The goal is to simplify the use of multiple OpenNeuro datasets that have different recording setups so that researchers can combine them into a single, uniform dataset without wrestling with dataset-specific quirks.
OpenNeuro is a free and open platform for sharing MRI, EEG, iEEG, and MEG data. We chose to support OpenNeuro because:
- It is open source and encourages reproducible science.
- Datasets are freely accessible to anyone.
- It has a large variety of EEG studies, enabling broader generalization.
As of now, the following dataset IDs are recognized in the code (recognized_datasets list in EEGDataset):
Note: If you attempt to load a dataset not in this list, the code will raise an error. We plan to add more datasets soon. Feel free to contribute by following our CONTRIBUTING guidelines.
- Python 3.8+ (recommended)
- MNE-Python (e.g.,
pip install mne) - PyTorch (CPU or GPU version depending on your environment)
- NumPy, pandas, matplotlib, and scipy for data manipulation and plotting.
Alternatively, install all dependencies via:
pip install -r requirements.txt(Adjust or create requirements.txt as you see fit.)

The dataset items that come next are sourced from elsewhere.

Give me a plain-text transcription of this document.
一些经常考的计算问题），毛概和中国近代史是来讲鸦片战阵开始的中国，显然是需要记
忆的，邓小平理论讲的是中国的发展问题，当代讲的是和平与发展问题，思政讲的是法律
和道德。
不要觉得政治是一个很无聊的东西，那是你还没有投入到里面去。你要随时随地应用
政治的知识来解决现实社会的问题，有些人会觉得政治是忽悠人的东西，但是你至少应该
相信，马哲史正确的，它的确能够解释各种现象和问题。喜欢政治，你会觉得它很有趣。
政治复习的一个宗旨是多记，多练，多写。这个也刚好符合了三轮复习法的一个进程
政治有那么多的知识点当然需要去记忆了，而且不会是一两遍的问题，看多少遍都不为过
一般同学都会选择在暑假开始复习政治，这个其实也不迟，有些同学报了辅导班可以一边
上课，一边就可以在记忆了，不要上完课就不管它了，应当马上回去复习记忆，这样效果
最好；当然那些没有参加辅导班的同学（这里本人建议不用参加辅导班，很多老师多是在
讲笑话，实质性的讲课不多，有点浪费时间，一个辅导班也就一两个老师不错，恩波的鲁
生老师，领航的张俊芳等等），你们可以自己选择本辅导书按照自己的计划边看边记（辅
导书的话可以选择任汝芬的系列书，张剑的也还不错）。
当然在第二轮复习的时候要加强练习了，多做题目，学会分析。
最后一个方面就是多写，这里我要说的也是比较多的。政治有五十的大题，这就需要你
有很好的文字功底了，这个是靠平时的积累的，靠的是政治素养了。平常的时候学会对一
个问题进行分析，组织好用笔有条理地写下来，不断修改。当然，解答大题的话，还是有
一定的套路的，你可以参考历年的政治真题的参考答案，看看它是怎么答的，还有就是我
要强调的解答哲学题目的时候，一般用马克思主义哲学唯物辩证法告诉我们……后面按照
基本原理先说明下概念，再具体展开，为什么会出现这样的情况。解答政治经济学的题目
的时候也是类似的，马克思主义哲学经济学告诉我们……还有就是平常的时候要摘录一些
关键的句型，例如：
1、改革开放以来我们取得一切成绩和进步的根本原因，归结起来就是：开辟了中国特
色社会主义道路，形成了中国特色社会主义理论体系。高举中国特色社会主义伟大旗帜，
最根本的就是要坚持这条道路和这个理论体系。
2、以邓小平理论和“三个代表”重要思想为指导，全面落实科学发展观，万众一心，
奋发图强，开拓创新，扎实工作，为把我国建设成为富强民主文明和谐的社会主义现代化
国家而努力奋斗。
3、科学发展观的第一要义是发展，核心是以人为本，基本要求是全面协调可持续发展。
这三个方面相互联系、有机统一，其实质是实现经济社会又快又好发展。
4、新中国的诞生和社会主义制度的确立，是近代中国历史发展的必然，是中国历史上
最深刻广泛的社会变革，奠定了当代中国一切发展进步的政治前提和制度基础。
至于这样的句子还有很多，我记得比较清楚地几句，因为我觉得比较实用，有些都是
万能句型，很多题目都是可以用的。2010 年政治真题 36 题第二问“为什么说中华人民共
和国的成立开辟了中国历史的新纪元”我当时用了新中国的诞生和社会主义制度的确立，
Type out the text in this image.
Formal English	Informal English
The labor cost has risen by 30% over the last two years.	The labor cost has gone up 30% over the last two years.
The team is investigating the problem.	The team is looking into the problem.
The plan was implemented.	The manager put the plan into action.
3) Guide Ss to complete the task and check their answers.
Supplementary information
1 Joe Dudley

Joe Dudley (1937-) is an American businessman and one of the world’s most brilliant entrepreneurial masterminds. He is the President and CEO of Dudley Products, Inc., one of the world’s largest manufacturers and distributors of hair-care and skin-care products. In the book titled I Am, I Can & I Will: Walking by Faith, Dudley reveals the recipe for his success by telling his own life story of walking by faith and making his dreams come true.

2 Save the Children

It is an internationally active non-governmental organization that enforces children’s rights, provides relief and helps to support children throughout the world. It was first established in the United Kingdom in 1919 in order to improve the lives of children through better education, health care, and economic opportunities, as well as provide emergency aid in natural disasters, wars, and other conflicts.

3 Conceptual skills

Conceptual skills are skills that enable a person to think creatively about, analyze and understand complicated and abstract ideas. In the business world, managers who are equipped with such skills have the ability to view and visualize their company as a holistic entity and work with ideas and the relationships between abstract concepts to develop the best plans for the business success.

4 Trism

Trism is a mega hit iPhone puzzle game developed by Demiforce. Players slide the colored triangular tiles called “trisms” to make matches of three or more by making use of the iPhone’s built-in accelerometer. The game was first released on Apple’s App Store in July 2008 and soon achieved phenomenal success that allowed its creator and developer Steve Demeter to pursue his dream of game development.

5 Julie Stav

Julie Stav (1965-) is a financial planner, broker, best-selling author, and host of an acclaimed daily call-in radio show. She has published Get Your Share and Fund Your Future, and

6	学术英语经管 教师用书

You must download the raw data from OpenNeuro before running our pipeline. We suggest using the official OpenNeuro CLI:
npm install --global @openneuro/cli
openneuro download --snapshot <snapshot_number> <dataset_id> <target_directory>For example, to download ds002691
openneuro download --snapshot 1.0.1 ds002691 ds002691-download/Make sure that when you download ds00XXXX, you place it in the data/raw directory (or another location that you configure in your code).
For more details on other methods (AWS CLI, Datalad, browser downloads), see OpenNeuro’s official docs.
-
Clone the repository and enter the directory:
git clone https://github.com/itayinbarr/datasetter.git cd datasetter -
Download the supported OpenNeuro datasets (see above). Place them in
./data/raw/(or wherever you prefer). -
Run the example script:
python examples/data_preparation.py
This script will:
- Detect if a processed dataset already exists in
./data/processed/. - If not, create one by loading, resampling, epoching, and saving the unified data.
- Generate example plots in
./data/processed/plots/.
- Detect if a processed dataset already exists in
For more detailed showcases, see docs/showcase.md.
- Additional Dataset Loaders: We plan to add more datasets from OpenNeuro as well as from other open EEG repositories.
- Better Channel Selection: We want to add a more flexible interface for custom channel subsets.
- Artifact Rejection: Automatic artifact detection and rejection (e.g., using ICA) is in development.
- More Visualizations: We aim to produce more advanced interactive plots for quick data QA.
We welcome contributions and new dataset support! Please read our CONTRIBUTING.md for guidelines on filing issues, creating pull requests, or adding new dataset loaders.
Happy EEG analyzing!